The peculiarity of Memorial Day

Every November, much of the world observes Remembrance Day, Armistice Day, or some version thereof — a sombre holiday honouring those who have died in war. It’s a day that confronts people with the ugliness of war and the incredibly high cost of sending troops overseas (or battling internally). The tradition started in the wake of the First World War — ‘The War,’ before there was another one — with people pledging that they would never wage war on such a scale again, it’s become poignant, a bit stark, a reminder that the world has yet to learn its lesson.

But the United States doesn’t observe Remembrance Day. Instead, it observes Veterans Day. The day it reserves for honouring its war dead is Memorial Day, in the bright, brassy days of late May, the cusp of summer, the moment when everyone is beginning to stretch their legs and look longingly out their windows, wondering if they can slip out early. Remembrance Day is grim events in the rain, a bitter, dull kind of sadness. Memorial Day is a three day weekend, barbecues and parties, sunburns, summer at the tip of your lips.

I confess, I struggle with this tension. I have a different relationship to death, grief, and dying than many people in the US, and I have a different relationship with the military than many liberal civilians. There’s an intense complexity to be confronted here, with war deaths not just being personal tragedies that profoundly affect families, but also national tragedies tied to larger cultural and political decisions to go to war, to put lives on the line in the name of some sort of public good. With the US military being all volunteer, these are the lives of people who (to some degree — there are cultural factors that can pressure people to enlist or join ROTC) in some senses willingly took on jobs they knew they might not return from.

Every person in the military has an individual relationship with the nation, the military, and war — there’s a tendency among liberal civilians to put words into the mouths of the military, or to believe that all people join for one reason and think in the same ways. Thus we hear that soldiers are nationalists, perhaps, or that people love war, or on the contrast that everyone is bitter and angry about war and thinks it a waste, or any number of other things. This denies the dead their own agency and complexity, but it still brings us back to the larger question of how we commemorate their passing as the nation takes a proprietary air, one almost of ownership, over their deaths, regardless as to the preferences of the loved ones who survived them.

I often say that when I die, I want people to hold a big party — lay me out in the living room (or on the beach, depending on the time of year), eat lots of food, play music, dance, hang out, have fun. This is how I want to be remembered, not with a grim memorial or sterile funeral — when everyone’s done, they can throw me in the back of the pickup and drive me to the crematorium. So in a sense, there’s something that I personally love about the idea of celebrating the dead by celebrating life, smelling delicious things cooking as the afternoon hours stretch on, splashing in the pool, playing music, drinking beer. (P.S. Please leave my corpse in the shade just this once to avoid an Unfortunate Incident.)

But that’s just a reflection of how want to be remembered, what want people to do.

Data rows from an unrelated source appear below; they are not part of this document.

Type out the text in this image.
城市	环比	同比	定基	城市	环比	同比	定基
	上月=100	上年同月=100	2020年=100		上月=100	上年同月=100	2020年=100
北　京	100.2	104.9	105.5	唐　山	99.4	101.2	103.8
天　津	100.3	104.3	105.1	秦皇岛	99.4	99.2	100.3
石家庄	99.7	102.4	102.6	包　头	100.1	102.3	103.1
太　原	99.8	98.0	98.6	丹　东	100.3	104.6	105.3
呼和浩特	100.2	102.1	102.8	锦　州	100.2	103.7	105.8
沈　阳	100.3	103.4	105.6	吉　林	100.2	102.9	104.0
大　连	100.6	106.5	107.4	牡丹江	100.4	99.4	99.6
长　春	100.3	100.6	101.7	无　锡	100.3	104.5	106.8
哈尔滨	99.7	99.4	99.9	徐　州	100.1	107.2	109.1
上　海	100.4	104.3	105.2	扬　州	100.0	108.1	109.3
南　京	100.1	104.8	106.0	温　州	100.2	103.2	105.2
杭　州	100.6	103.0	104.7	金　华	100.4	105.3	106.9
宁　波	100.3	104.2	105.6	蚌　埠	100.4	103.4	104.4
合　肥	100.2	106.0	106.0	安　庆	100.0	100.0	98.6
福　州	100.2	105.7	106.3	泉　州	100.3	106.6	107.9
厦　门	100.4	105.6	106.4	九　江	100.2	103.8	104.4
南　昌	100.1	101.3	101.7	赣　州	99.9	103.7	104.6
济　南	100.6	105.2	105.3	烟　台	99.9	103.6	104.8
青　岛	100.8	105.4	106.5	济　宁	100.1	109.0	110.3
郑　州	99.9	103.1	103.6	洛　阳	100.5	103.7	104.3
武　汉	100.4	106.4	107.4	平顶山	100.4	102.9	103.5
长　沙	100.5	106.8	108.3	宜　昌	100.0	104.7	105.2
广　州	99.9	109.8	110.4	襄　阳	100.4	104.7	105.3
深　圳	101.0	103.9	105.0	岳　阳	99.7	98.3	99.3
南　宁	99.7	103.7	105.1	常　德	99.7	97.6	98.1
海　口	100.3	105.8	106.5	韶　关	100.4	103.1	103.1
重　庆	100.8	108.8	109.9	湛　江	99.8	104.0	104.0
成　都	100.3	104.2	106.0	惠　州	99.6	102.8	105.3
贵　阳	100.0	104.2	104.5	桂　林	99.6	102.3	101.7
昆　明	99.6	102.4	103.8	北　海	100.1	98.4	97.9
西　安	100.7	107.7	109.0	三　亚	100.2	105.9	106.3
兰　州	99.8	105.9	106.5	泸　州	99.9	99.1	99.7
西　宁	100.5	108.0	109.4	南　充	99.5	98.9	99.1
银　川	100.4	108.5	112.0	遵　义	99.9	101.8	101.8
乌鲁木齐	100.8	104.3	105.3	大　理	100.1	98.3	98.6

Those who die in war might feel differently — might prefer the quiet, thoughtful, deliberate nature of Remembrance Day ceremonies against the boisterous assertiveness of Memorial Day. It is an event strangely illustrative of American Exceptionalism, that of course we would carve out our very own special day in the calendar instead of following global convention (as seen with May Day and Labor Day as well). It’s not enough for the United States to honour its dead — it wants to do so on its own day. There’s an argument to be made for reflecting on our past in our own way, for not wanting to disrespect Remembrance Day ceremonies with our own approach to dealing with our dead, but there’s also an argument to be made for recognising that commemorating the dead is an incredibly diverse activity.

I wonder, though, if Memorial Day is less of a celebration and more of a deflection. Many people taking advantage of the three day weekend are hardly spending much time thinking about lives lost overseas and our long and complicated history with warfare. For families who would prefer to spend some private time, an extra day, a breather, an escape from the world could be nice — if it weren’t surrounded with a barrage of social messaging from notices about ‘Memorial Day blowout sales!’ to US flags pointedly displayed everywhere, as though patriotism is a thing to be measured in red, white, and blue nylon rather than something more personal and intrinsic, the reflection of a deeply individual relationship with your country.

I know that I am not alone in thinking of our dead today, and how they got there, and how, perhaps, we can prevent loss of life in the future by shifting our culture away from one of war and into one of more moderate solutions to social problems. Being surrounded by violence does not necessarily mean that we need to participate in it, or that the only way to counteract that violence is to shoot back. And deflecting the truth doesn’t make it go away.